The researcher separated individuals’ tweets from those posted by news organizations, government institutions, and politicians, then excluded any redundant tweets and repeated posts, or retweets. The analysis was performed on a final data set of 27,849 tweets.
Included in this set was information about users, including their number of followers and how often their tweets were “favorited” and retweeted.
Each tweet was transformed into a numeric variable, according to the presence of a “bag of words” that indicated hostility.
The researcher’s suspicion that people with larger social networks tended to be more civil was confirmed by the analysis. He suggests a couple of likely causes of the correlation.
A larger network is more likely to provide positive reinforcement, and is, therefore, a more effective vehicle for social grooming, the study finds.
The author concluded, “Twitter users with a larger network size tend to use fewer uncivil remarks when they have more positive responses from others.”
It is equally likely, he posits, that “Compared to users who have larger networks, those with smaller social media networks have fewer opportunities to understand diverse viewpoints.”
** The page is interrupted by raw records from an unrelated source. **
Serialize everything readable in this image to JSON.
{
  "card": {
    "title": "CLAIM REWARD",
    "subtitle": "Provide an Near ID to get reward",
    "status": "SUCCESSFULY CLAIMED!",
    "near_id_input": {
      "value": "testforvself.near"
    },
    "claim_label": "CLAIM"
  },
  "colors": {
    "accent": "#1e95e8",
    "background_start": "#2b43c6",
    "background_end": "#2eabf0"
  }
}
In this sense, conflict encountered in a larger network offers an important educational opportunity for its members that softens the edges of their subsequent contributions.
Kim acknowledges some limitations to his research. First, each social media platform has its own personality, and the study considered only Twitter. Second, analytic software searching for keywords would inevitably miss more subtle communicative mechanisms, such as sarcasm.
Finally, posts may have included meaning-laden images that would have fallen beyond the text-based scope of this research.